さらにキャンパス内を奥へと進んでいきます。
↑ すると現れるのがホセ・チャベス・モラドによる大作「La conquista de la energía」。
個人的にはUNAMにある壁画ではこれが一番好きです。
夜の暗闇を恐れていた原始時代の人間(左)が「火」の発見とともにその恐怖を克服し、やがて・・・
タイトルは直訳すると「エネルギーの支配」。
一見、神話や宗教的な世界のようにも見えて実は
革命や社会主義などの政治的メタファーだったりするのが
この時代のメキシコアートの面白いところでしょう。
岡本太郎の世界観にも通じる何かを感じてしまいます。
そういえば渋谷駅にある彼の壁画「明日の神話」はたしかメキシコで制作された作品だったような・・・
などと考えながら中庭の芝生を歩いていると
↑ その岡本太郎とも交流のあった画家シケイロスによる立体壁画
「民衆から大学へ、大学から民衆へ」がありました。
ディエゴ・リベラ、オロスコとともにメキシコ壁画運動を担った三大巨匠の一人であるシケイロス。
この作品も悪くないですが、彼が残した最高傑作を見たければメトロバスに乗って北上し、
↑ シケイロス・ポリフォルム内のホールの「人類の行進」を見に行きましょう。
はっきり言って圧巻です。
この作品を設置するときにたまたま居合わせていたという岡本太郎はこんな言葉を残しています。

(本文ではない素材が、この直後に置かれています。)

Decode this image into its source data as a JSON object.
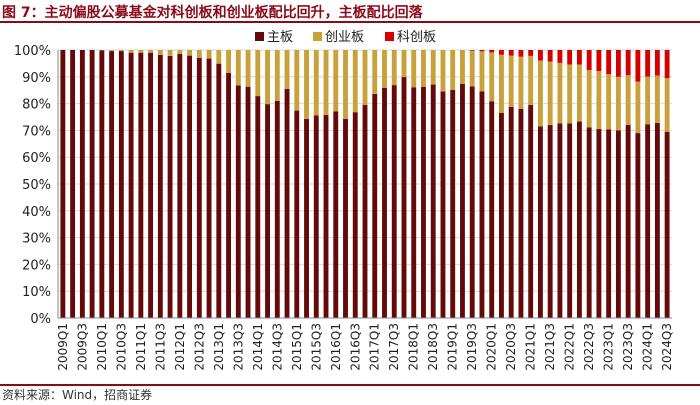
{
  "title": "图 7：主动偏股公募基金对科创板和创业板配比回升，主板配比回落",
  "source": "资料来源：Wind，招商证券",
  "chart_data": {
    "type": "bar",
    "stacked": true,
    "title": "",
    "xlabel": "",
    "ylabel": "",
    "ylim": [
      0,
      100
    ],
    "yticks": [
      "0%",
      "10%",
      "20%",
      "30%",
      "40%",
      "50%",
      "60%",
      "70%",
      "80%",
      "90%",
      "100%"
    ],
    "grid": true,
    "legend_position": "top",
    "categories": [
      "2009Q1",
      "2009Q2",
      "2009Q3",
      "2009Q4",
      "2010Q1",
      "2010Q2",
      "2010Q3",
      "2010Q4",
      "2011Q1",
      "2011Q2",
      "2011Q3",
      "2011Q4",
      "2012Q1",
      "2012Q2",
      "2012Q3",
      "2012Q4",
      "2013Q1",
      "2013Q2",
      "2013Q3",
      "2013Q4",
      "2014Q1",
      "2014Q2",
      "2014Q3",
      "2014Q4",
      "2015Q1",
      "2015Q2",
      "2015Q3",
      "2015Q4",
      "2016Q1",
      "2016Q2",
      "2016Q3",
      "2016Q4",
      "2017Q1",
      "2017Q2",
      "2017Q3",
      "2017Q4",
      "2018Q1",
      "2018Q2",
      "2018Q3",
      "2018Q4",
      "2019Q1",
      "2019Q2",
      "2019Q3",
      "2019Q4",
      "2020Q1",
      "2020Q2",
      "2020Q3",
      "2020Q4",
      "2021Q1",
      "2021Q2",
      "2021Q3",
      "2021Q4",
      "2022Q1",
      "2022Q2",
      "2022Q3",
      "2022Q4",
      "2023Q1",
      "2023Q2",
      "2023Q3",
      "2023Q4",
      "2024Q1",
      "2024Q2",
      "2024Q3"
    ],
    "series": [
      {
        "name": "主板",
        "color": "#640a0a",
        "values": [
          100,
          100,
          100,
          100,
          99.9,
          99.6,
          99.6,
          99,
          99,
          99,
          98.2,
          97.8,
          98.5,
          97.9,
          97.1,
          96.8,
          94.9,
          91.5,
          86.8,
          86.3,
          82.8,
          79.8,
          81,
          85.5,
          77.4,
          74.3,
          75.6,
          75.8,
          77.1,
          74.3,
          76.8,
          79.5,
          83.6,
          85.9,
          86.9,
          89.9,
          86.1,
          86.3,
          87.1,
          84.5,
          85.1,
          87.4,
          86.4,
          84.6,
          80.9,
          76.5,
          78.8,
          78.1,
          79.5,
          71.5,
          72,
          72.6,
          72.6,
          73.3,
          71.1,
          70.5,
          70.4,
          70,
          72.1,
          69,
          72.3,
          72.8,
          69.5
        ]
      },
      {
        "name": "创业板",
        "color": "#c9a13a",
        "values": [
          0,
          0,
          0,
          0,
          0.1,
          0.4,
          0.4,
          1,
          1,
          1,
          1.8,
          2.2,
          1.5,
          2.1,
          2.9,
          3.2,
          5.1,
          8.5,
          13.2,
          13.7,
          17.2,
          20.2,
          19,
          14.5,
          22.6,
          25.7,
          24.4,
          24.2,
          22.9,
          25.7,
          23.2,
          20.5,
          16.4,
          14.1,
          13.1,
          10.1,
          13.9,
          13.7,
          12.9,
          15.5,
          14.9,
          12.6,
          13.4,
          14.9,
          18.2,
          21.7,
          19.1,
          19.4,
          18.3,
          24.6,
          23.7,
          22.6,
          22,
          21.3,
          21.4,
          21.6,
          20.6,
          20,
          18.5,
          19.2,
          17.8,
          17.7,
          20
        ]
      },
      {
        "name": "科创板",
        "color": "#d40000",
        "values": [
          0,
          0,
          0,
          0,
          0,
          0,
          0,
          0,
          0,
          0,
          0,
          0,
          0,
          0,
          0,
          0,
          0,
          0,
          0,
          0,
          0,
          0,
          0,
          0,
          0,
          0,
          0,
          0,
          0,
          0,
          0,
          0,
          0,
          0,
          0,
          0,
          0,
          0,
          0,
          0,
          0,
          0,
          0.2,
          0.5,
          0.9,
          1.8,
          2.1,
          2.5,
          2.2,
          3.9,
          4.3,
          4.8,
          5.4,
          5.4,
          7.5,
          7.9,
          9,
          10,
          9.4,
          11.8,
          9.9,
          9.5,
          10.5
        ]
      }
    ]
  }
}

「中に入ると、激しくダイナミックに構成されたシケイロスの宇宙。
うなりをあげているような凄まじさだ。圧倒される。
こうなると、もう、いい悪いを超えてる。
シケイロスの作品に賛成であろうがなかろうが、
とにかくそこに一つの宇宙があり、それがシケイロスなのだ」
↑ そして最後は中央図書館に描かれたフアン・オゴルマン作の超巨大壁画です。
この作品何がすごいかって
↑ 建物四面に全部壁画が描かれているのですよ。
世界最大の壁画らしいです。
というかもうここまで来ると「壁画」じゃないような気もしてきますが。
↑ 太陽と月、天使と悪魔、天動説と地動説・・・
相反する2つの要素が対になって描かれている構図は
壁画をはじめとしたメキシコ芸術に多く見られるような気がします。
他にも校舎を出て大通りを渡ったオリンピック・スタジアム正面入り口には
巨匠ディエゴ・リベラによる作品もあります。
また中央キャンパスからは少し離れますが、
大学敷地内には現代美術館や劇場、映画館など文化施設も多くあります。
そこにもぜひ寄ってみることをおススメします。